NANOTECHNOLOGIES
in the area of physics, chemistry and biotechnology
St Petersburg, Russia, May 27-29, 2002

C.009p

Relative X-ray reflectometry for characterization of nanostructures

A. G. Touriyanski, I. V. Pirshin, N. L. Popov, Yu. A. Uspenski,
and A. V. Vinogradov

Lebedev Physical Institute, Moscow, 119991, Russia

X-ray reflectometry at small grazing angles is now used by many research teams for non-destructive characterization of surface layers and multilayer structures. It gives important information about surface and interface roughness, layer thickness and compositions, interdiffusion, and multilayer period. However, for many important cases the standard reflectometry technique with monochromatic radiation doesn't provide reliable results or can't be applicable.

The first problem is calibration of reflected radiation.

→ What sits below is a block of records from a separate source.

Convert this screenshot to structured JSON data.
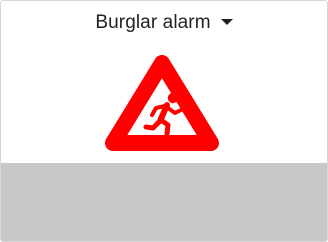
{
  "widget": {
    "selected_option": "Burglar alarm"
  },
  "icons": {
    "dropdown_caret": "caret-down-icon",
    "alert": "burglar-warning-icon"
  },
  "colors": {
    "alert_red": "#ff0000",
    "panel_gray": "#c8c8c8",
    "text": "#222222"
  }
}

If the sample size is \le1 cm, that is typical for routine laboratory practice, a correct calibration of specularly reflected intensity is difficult or impossible, as the sample surface doesn't completely intercept the incident beam. Secondly, when a scattering diagram is measured from strained structures, it's impossible to distinguish correctly contributions of roughness and interface curvature in diagram broadening. Thirdly, for locally processed samples due to inhomogeneous illumination contributions of different parts of reflective structure can't be evaluated properly.

In our recent work we demonstrated that all above-mentioned problems could be solved if to meet the following requirements to the instrumentation and procession algorithm: a – to measure reflected or scattered radiation simultaneously in two or more narrow spectral bands; b – to use for calculations and inverse problem solution the ratio of intensities for chosen spectral bands; c – to provide identity of two-dimensional distributions of the X-ray flow density in normal cross-sections of the incident beam for both spectral lines (bands) at any work parameters of an X-ray source.

In this report we first present results of measurements and data procession received by the new technique for small and irregular form samples of SiGe/Si, AlGaAs/GaAs multilayer structures, and a diamond substrate locally processed by ion implantation.

The work is supported by RFFI No 02-02-17349, No 01-02-17432.